This was as great as expected, recommended from a generation of writers and thinkers who cut their teeth on this one. It is not really a biography but historical drama, with politics as its focus, and Trotsky the main star. It would be a mistake to avoid this, feeling that you need to have a position on communism. It is not necessary; at every step of the way Deutscher pitches his story at the level of monumental stakes where millions of lives are concerned, and how one brilliant man came to terms trying to define those stakes, to lead his people a certain way. It is the thinking man who is the "prophet", not the one who may or may have not got things right about the 20th century.
Hitchens had a good line about why Trotsky survives as a figurehead, whereas others were "localized before they were defeated." He credits Deutscher as a Talmudic scholar and a Marxist polymath. On both, Deutscher pauses halfway in to address Trotsky's Jewishness:
"As a rule the progressive or revolutionary Jew, brought up on the border lines of various religions and national cultures, whether Spinoza or Marx, Heine or Freud, Rosa Luxemburg or Trotsky was particularly apt to transcend in his mind religious and national limitations and to identify himself with a universal view of mankind. He was therefore also peculiarly vulnerable whenever either religious fanaticisms or nationalist emotions ran high. Spinoza and Marx, Heine and Freud, Rosa Luxemburg and Trotsky, all suffered excommunication, exile, and moral or physical assassination; and the writings of all were burned at the stake."
Excellent quote but you would think the revolutionary Jew from Nazareth should at least get a nod?

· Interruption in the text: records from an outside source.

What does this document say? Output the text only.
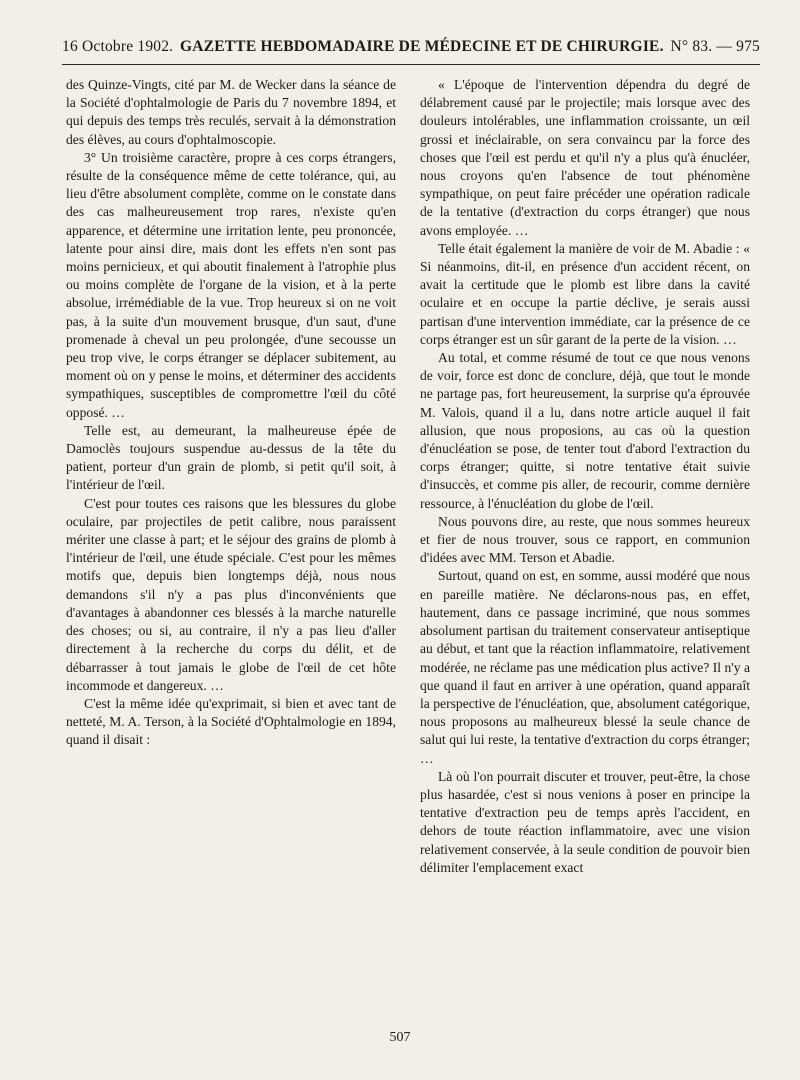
16 Octobre 1902. GAZETTE HEBDOMADAIRE DE MÉDECINE ET DE CHIRURGIE. N° 83. — 975

des Quinze-Vingts, cité par M. de Wecker dans la séance de la Société d'ophtalmologie de Paris du 7 novembre 1894, et qui depuis des temps très reculés, servait à la démonstration des élèves, au cours d'ophtalmoscopie.

3° Un troisième caractère, propre à ces corps étrangers, résulte de la conséquence même de cette tolérance, qui, au lieu d'être absolument complète, comme on le constate dans des cas malheureusement trop rares, n'existe qu'en apparence, et détermine une irritation lente, peu prononcée, latente pour ainsi dire, mais dont les effets n'en sont pas moins pernicieux, et qui aboutit finalement à l'atrophie plus ou moins complète de l'organe de la vision, et à la perte absolue, irrémédiable de la vue. Trop heureux si on ne voit pas, à la suite d'un mouvement brusque, d'un saut, d'une promenade à cheval un peu prolongée, d'une secousse un peu trop vive, le corps étranger se déplacer subitement, au moment où on y pense le moins, et déterminer des accidents sympathiques, susceptibles de compromettre l'œil du côté opposé. …

Telle est, au demeurant, la malheureuse épée de Damoclès toujours suspendue au-dessus de la tête du patient, porteur d'un grain de plomb, si petit qu'il soit, à l'intérieur de l'œil.

C'est pour toutes ces raisons que les blessures du globe oculaire, par projectiles de petit calibre, nous paraissent mériter une classe à part; et le séjour des grains de plomb à l'intérieur de l'œil, une étude spéciale. C'est pour les mêmes motifs que, depuis bien longtemps déjà, nous nous demandons s'il n'y a pas plus d'inconvénients que d'avantages à abandonner ces blessés à la marche naturelle des choses; ou si, au contraire, il n'y a pas lieu d'aller directement à la recherche du corps du délit, et de débarrasser à tout jamais le globe de l'œil de cet hôte incommode et dangereux. …

C'est la même idée qu'exprimait, si bien et avec tant de netteté, M. A. Terson, à la Société d'Ophtalmologie en 1894, quand il disait :

« L'époque de l'intervention dépendra du degré de délabrement causé par le projectile; mais lorsque avec des douleurs intolérables, une inflammation croissante, un œil grossi et inéclairable, on sera convaincu par la force des choses que l'œil est perdu et qu'il n'y a plus qu'à énucléer, nous croyons qu'en l'absence de tout phénomène sympathique, on peut faire précéder une opération radicale de la tentative (d'extraction du corps étranger) que nous avons employée. …

Telle était également la manière de voir de M. Abadie : « Si néanmoins, dit-il, en présence d'un accident récent, on avait la certitude que le plomb est libre dans la cavité oculaire et en occupe la partie déclive, je serais aussi partisan d'une intervention immédiate, car la présence de ce corps étranger est un sûr garant de la perte de la vision. …

Au total, et comme résumé de tout ce que nous venons de voir, force est donc de conclure, déjà, que tout le monde ne partage pas, fort heureusement, la surprise qu'a éprouvée M. Valois, quand il a lu, dans notre article auquel il fait allusion, que nous proposions, au cas où la question d'énucléation se pose, de tenter tout d'abord l'extraction du corps étranger; quitte, si notre tentative était suivie d'insuccès, et comme pis aller, de recourir, comme dernière ressource, à l'énucléation du globe de l'œil.

Nous pouvons dire, au reste, que nous sommes heureux et fier de nous trouver, sous ce rapport, en communion d'idées avec MM. Terson et Abadie.

Surtout, quand on est, en somme, aussi modéré que nous en pareille matière. Ne déclarons-nous pas, en effet, hautement, dans ce passage incriminé, que nous sommes absolument partisan du traitement conservateur antiseptique au début, et tant que la réaction inflammatoire, relativement modérée, ne réclame pas une médication plus active? Il n'y a que quand il faut en arriver à une opération, quand apparaît la perspective de l'énucléation, que, absolument catégorique, nous proposons au malheureux blessé la seule chance de salut qui lui reste, la tentative d'extraction du corps étranger; …

Là où l'on pourrait discuter et trouver, peut-être, la chose plus hasardée, c'est si nous venions à poser en principe la tentative d'extraction peu de temps après l'accident, en dehors de toute réaction inflammatoire, avec une vision relativement conservée, à la seule condition de pouvoir bien délimiter l'emplacement exact

507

There is way too much to even begin to summarize, whether coming to terms with an absurdity like "inner-party democracy" or in trying to imagine who you would favor, the working class or the wealthy peasantry. The bourgeoisie actually have their uses, which was one of the pleasant surprises of this book. What explains Trotsky's failure to seize power after Lenin died? The plot is exceptionally thick, and what you won't get is Hamlet-like explanations for why not. By contrast, I dipped into the Robert Service biography and in five minutes of browsing was told outright that Trotsky is a murderer and that one time in the early 1920s he looked the other way from his wife. If you need to feel superior than your subject, then Deutscher's is not the one for you. But if you're into a person whose cultural and educational philosophy is against "half-knowledge and semi-competence" (p. 141-2) and who, surprisingly, didn't favor abusive language, please, give this one a go.